The variation in the proportions of each type of granule among study sites may be due to physical conditions at the collection sites. The proportion of type 2 granules was relatively larger at sites S1 and S3 than at site S2. As mentioned above, type 2 granules are formed by fusions of contiguous granules and may be produced wherever cryoconite granules are densely concentrated on the glacier. Therefore, the proportion of type 2 may reflect the surface conditions at sites S1 and S3, which were probably rather static (e.g. lower surface slope gradient or less meltwater) compared with site S2. Furthermore, the proportion of type 4 granules was larger at site S3. This is probably due to the availability of large particles at the site, where there is a rock cliff adjacent to the glacier. The variation in proportions may result in differences in the mean granule size among the collection sites. The granules analyzed in this study were collected from only three sites on the glacier. It is therefore possible that the proportion and size of granules vary more significantly among different locations on the glacier. The smaller-scale conditions on the glacier surface may also affect granule formation. For example, since solar radiation is more available at the surface than the bottom, the growth conditions for cyanobacteria may be better on the surface of a thick deposit.
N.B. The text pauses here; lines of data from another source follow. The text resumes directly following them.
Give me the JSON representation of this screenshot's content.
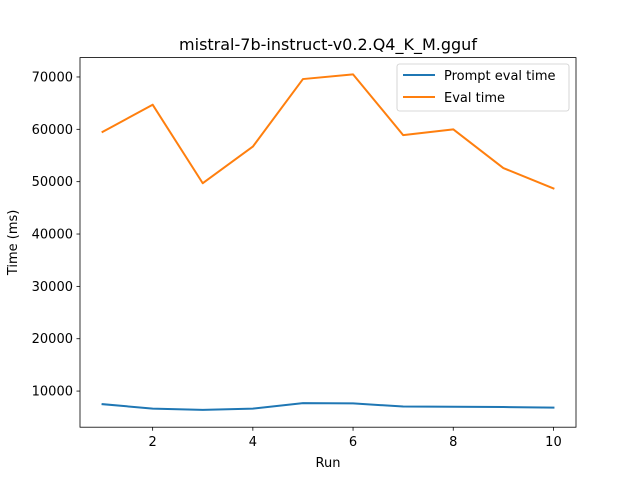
{
  "chart_data": {
    "type": "line",
    "title": "mistral-7b-instruct-v0.2.Q4_K_M.gguf",
    "xlabel": "Run",
    "ylabel": "Time (ms)",
    "x": [
      1,
      2,
      3,
      4,
      5,
      6,
      7,
      8,
      9,
      10
    ],
    "xticks": [
      2,
      4,
      6,
      8,
      10
    ],
    "yticks": [
      10000,
      20000,
      30000,
      40000,
      50000,
      60000,
      70000
    ],
    "xlim": [
      0.55,
      10.45
    ],
    "ylim": [
      3100,
      73700
    ],
    "grid": false,
    "legend_position": "top-right",
    "series": [
      {
        "name": "Prompt eval time",
        "color": "#1f77b4",
        "values": [
          7500,
          6650,
          6400,
          6650,
          7700,
          7650,
          7050,
          7000,
          6950,
          6850
        ]
      },
      {
        "name": "Eval time",
        "color": "#ff7f0e",
        "values": [
          59500,
          64700,
          49700,
          56700,
          69600,
          70500,
          58900,
          60000,
          52600,
          48700
        ]
      }
    ]
  }
}
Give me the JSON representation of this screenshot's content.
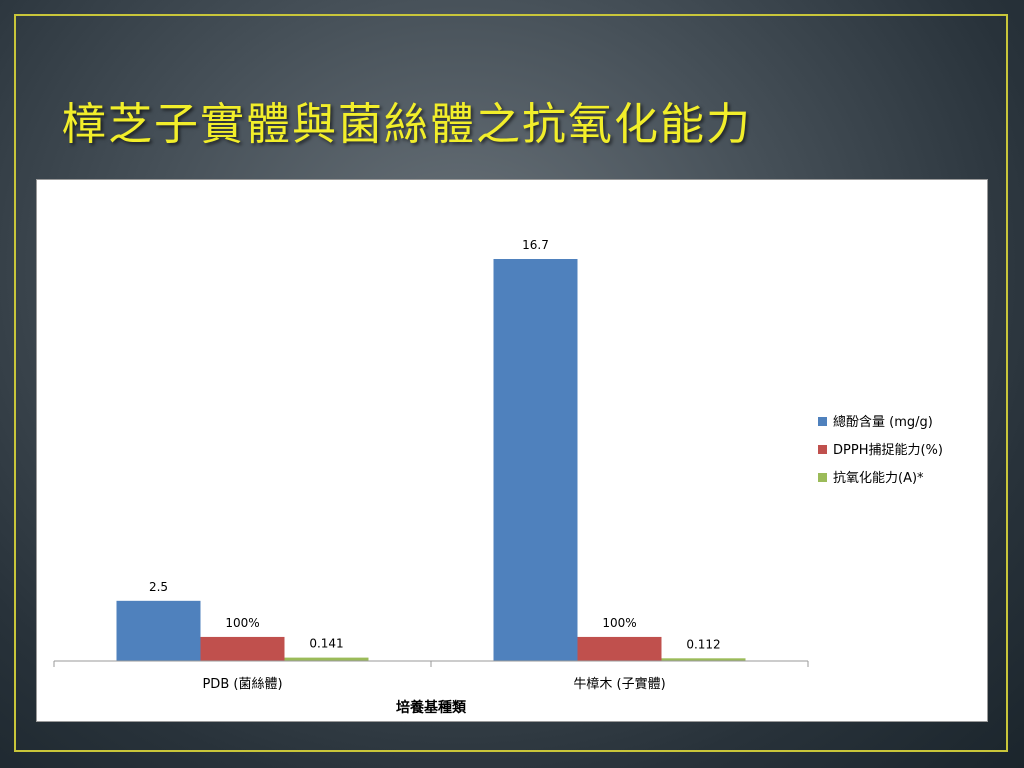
{
  "slide": {
    "title": "樟芝子實體與菌絲體之抗氧化能力",
    "accent_color": "#c9c63a",
    "title_color": "#f2ee2a"
  },
  "chart_data": {
    "type": "bar",
    "categories": [
      "PDB (菌絲體)",
      "牛樟木 (子實體)"
    ],
    "xlabel": "培養基種類",
    "ylabel": "",
    "legend_position": "right",
    "grid": false,
    "series": [
      {
        "name": "總酚含量 (mg/g)",
        "color": "#4f81bd",
        "values": [
          2.5,
          16.7
        ],
        "labels": [
          "2.5",
          "16.7"
        ]
      },
      {
        "name": "DPPH捕捉能力(%)",
        "color": "#c0504d",
        "values": [
          1.0,
          1.0
        ],
        "labels": [
          "100%",
          "100%"
        ]
      },
      {
        "name": "抗氧化能力(A)*",
        "color": "#9bbb59",
        "values": [
          0.141,
          0.112
        ],
        "labels": [
          "0.141",
          "0.112"
        ]
      }
    ]
  }
}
The morphological variability of cryoconite granules has been reported among glaciers worldwide (Reference TakeuchiTakeuchi, 2002). For example, coloration of cryoconite was pale on Tibetan glaciers, but darker on Himalayan and Arctic glaciers. The size of cryoconite granules also differed among glaciers in different geographical locations, being greater on the Tibetan glaciers than on glaciers in other regions. The granules of the glacier in this study are similar to those of Tibetan glaciers, i.e. they are relatively paler in color and larger than those on glaciers in other regions. These variations may result from differences in binding ability, type, size, abundance of mineral particles, and type of cyanobacteria and other microbes in the granules. As suggested by Reference Takeuchi and LiTakeuchi and Li (2008), the cryoconite has substantially reduced the surface albedo, thus accelerating the melting of this glacier. A proper understanding of the cryoconite formation process is essential when evaluating the mass balance of glaciers. Structural analyses using thin sections help to improve our understanding of the worldwide variations in cryoconite.

Conclusions

Microscopic structure analysis of cryoconite granules on Ürümqi glacier No. 1 revealed four types of inner structure: type 1 , a granule with concentric layers; type 2, a granule with subgranules on the inside; type 3, a granule lacking a specific inner structure; and type 4, a granule with a large mineral particle within. The granules were densely covered with filamentous cyanobacteria, so these structures are likely to be formed by cyanobacterial activity. These variable inner structures suggest the following life cycle of granules. They grow during the melt season on the glacier via the activity of filamentous cyanobacteria that form an annual layer within the granules. They may combine with contiguous granules to produce a larger one. When granules exceed a certain size, they break up and disintegrate into smaller fragments, which subsequently regrow to form new granules. They show repeated growth and disintegration over a cycle of several years on the glacier surface. The proportions of each structure in total granules varied among the study sites, suggesting that physical conditions at the collection sites may affect their formation. Physical and/or biological factors affecting this formation process of granules may therefore determine cryoconite coverage and albedo of the ablation surface of the glacier.

Acknowledgements

We thank the staff and students of the Cold and Arid Regions Environmental and Engineering Research Institute of the Chinese Academy of Science in Lanzhou, China, for valuable logistical support during the fieldwork. We are also indebted to the two anonymous reviewers and A. Hodson for valuable suggestions, which improved the manuscript. This study was financially supported by a Grant-in-Aid for Young Scientists (A, No. 21681003) from the Japan Society for the Promotion of Science (JSPS).